The raw source data is probably larger than a machine, but you could just run a MapReduce to copy it out into a bunch of (ID, ID) pairs, do your hairy graph algorithms on a single machine, then export the result back your data store with a MapReduce join.
You could use either something like GraphChi or just an arbitrary C/Java program working on a big graph in memory.
My hunch is that this is a lot more tractable that sequential MapReduce... I'd be interested in hearing if people have big graph problems where you couldn't use such an approach.
MR is a pretty inflexible paradigm, and doesn't really suit graph problems well at all. Most people I know prefer to use Spark (or in the case of graph problems, giraph). Of course this is for huge graphs that won't fit on a machine (petabytes). If it fits on a machine it's far easier to not muck around with distributed computing.
You may be interested in GraphX, which describes itself as a hybrid between the "data-parallel" approach of MapReduce and core Spark, and the "graph-parallel" approach of Giraph, Graphlab, etc. See http://spark.apache.org/graphx/. It allows you to do graph processing in Spark, and I quite like its approach.
The scalability of Spark is certainly not as established as that of Hadoop. It's entirely anecdotal as I'm not in a position to share verifiable details, but I know of several installations that run Spark on several-hundred-node clusters. They're certainly well into terabytes, if not in the neighborhood of petabytes.

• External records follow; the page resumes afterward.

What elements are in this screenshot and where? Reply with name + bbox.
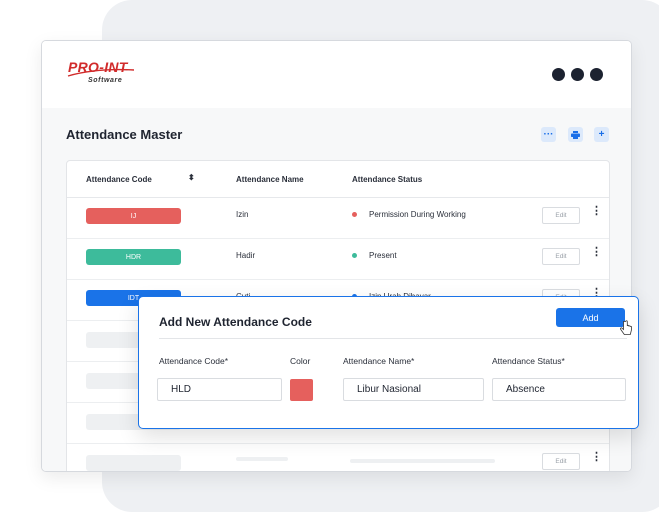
- ellipsis-icon: ···: [543, 128, 554, 140]
- attendance-code-input[interactable]: HLD: [157, 378, 282, 401]
- header-attendance-name: Attendance Name: [236, 175, 304, 184]
- logo-subtext: Software: [88, 77, 123, 84]
- add-record-button[interactable]: +: [594, 127, 609, 142]
- attendance-status: Permission During Working: [369, 210, 466, 219]
- dot-icon: [552, 68, 565, 81]
- code-badge: HDR: [86, 249, 181, 265]
- attendance-status-input[interactable]: Absence: [492, 378, 626, 401]
- table-header: Attendance Code ⬍ Attendance Name Attend…: [67, 161, 609, 198]
- attendance-name-label: Attendance Name*: [343, 356, 415, 366]
- logo: PRO-INT Software: [66, 59, 136, 93]
- plus-icon: +: [598, 128, 605, 140]
- kebab-menu-icon[interactable]: ⋮: [591, 206, 602, 217]
- dialog-title: Add New Attendance Code: [159, 315, 312, 329]
- kebab-menu-icon[interactable]: ⋮: [591, 247, 602, 258]
- status-dot-icon: [352, 253, 357, 258]
- sort-icon[interactable]: ⬍: [188, 173, 195, 182]
- status-dot-icon: [352, 212, 357, 217]
- code-badge: IJ: [86, 208, 181, 224]
- print-button[interactable]: [568, 127, 583, 142]
- dialog-divider: [159, 338, 627, 339]
- dot-icon: [571, 68, 584, 81]
- skeleton-line: [350, 459, 495, 463]
- more-options-button[interactable]: ···: [541, 127, 556, 142]
- attendance-name: Izin: [236, 210, 249, 219]
- attendance-name: Hadir: [236, 251, 256, 260]
- page-title: Attendance Master: [66, 127, 183, 142]
- skeleton-block: [86, 455, 181, 471]
- attendance-status-label: Attendance Status*: [492, 356, 565, 366]
- color-label: Color: [290, 356, 311, 366]
- table-row[interactable]: HDR Hadir Present Edit ⋮: [67, 239, 609, 280]
- attendance-code-label: Attendance Code*: [159, 356, 228, 366]
- logo-text: PRO-INT: [68, 59, 128, 75]
- header-attendance-code: Attendance Code: [86, 175, 152, 184]
- placeholder-row: Edit ⋮: [67, 444, 609, 471]
- color-picker[interactable]: [290, 379, 313, 401]
- attendance-status: Present: [369, 251, 397, 260]
- header-attendance-status: Attendance Status: [352, 175, 423, 184]
- printer-icon: [571, 130, 580, 139]
- edit-button[interactable]: Edit: [542, 453, 580, 470]
- attendance-name-input[interactable]: Libur Nasional: [343, 378, 484, 401]
- skeleton-line: [236, 457, 288, 461]
- table-row[interactable]: IJ Izin Permission During Working Edit ⋮: [67, 198, 609, 239]
- window-menu[interactable]: [552, 68, 609, 82]
- dot-icon: [590, 68, 603, 81]
- add-attendance-code-dialog: Add New Attendance Code Add Attendance C…: [138, 296, 639, 429]
- kebab-menu-icon[interactable]: ⋮: [591, 452, 602, 463]
- edit-button[interactable]: Edit: [542, 248, 580, 265]
- top-bar: PRO-INT Software: [42, 41, 631, 109]
- pointer-cursor-icon: [620, 320, 632, 335]
- add-button[interactable]: Add: [556, 308, 625, 327]
- edit-button[interactable]: Edit: [542, 207, 580, 224]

The sublogarithmic result is constructive, though, and my understanding of it is like this: We can split up a decision problem (take in a string, give a yes/no answer) over many workers by splitting up the input string into sqrt(n) chunks of size sqrt(n) each and using a shared working space. The first worker handles the first chunk with a blank working space, the second worker handles the second chunk with finished working space from the first one, etc. until the last worker handles the last chunk, with the second-to-last's working space, and gives a yes/no answer. This can be parallelized into a single MapReduce round by instead having every worker process their chunk using every possible configuration of the shared working tape. This sounds like a lot of work, but if shared working area is sublogarithmic in size, calculating such a table fits within polynomial time and sqrt(n) space. This means that one final "reduce" step can take the working space from the first input chunk, pass it through the second input chunk in constant time, and so on until it can make a decision.
I can't think of any practical sublogarithmic space problems off the top of my head but evidently there are some good ones in graph theory. If you tried to implement the above in practice, you could imagine that the final reduce step could be intelligent about combining the processing stages so workers don't need to calculate every single configuration.
What is unclear to me is whether all Turing machine deciding languages in sublogarithmic space can be chunked in this way. The usual definition of an input read head is that you can go left or right whenever you want, but having access to the entire input means that the workers can't be cleanly chunked. You could say the input is one-way like a DFA/PDA, but is there a result that these are equivalent with sublogarithmic scratch space?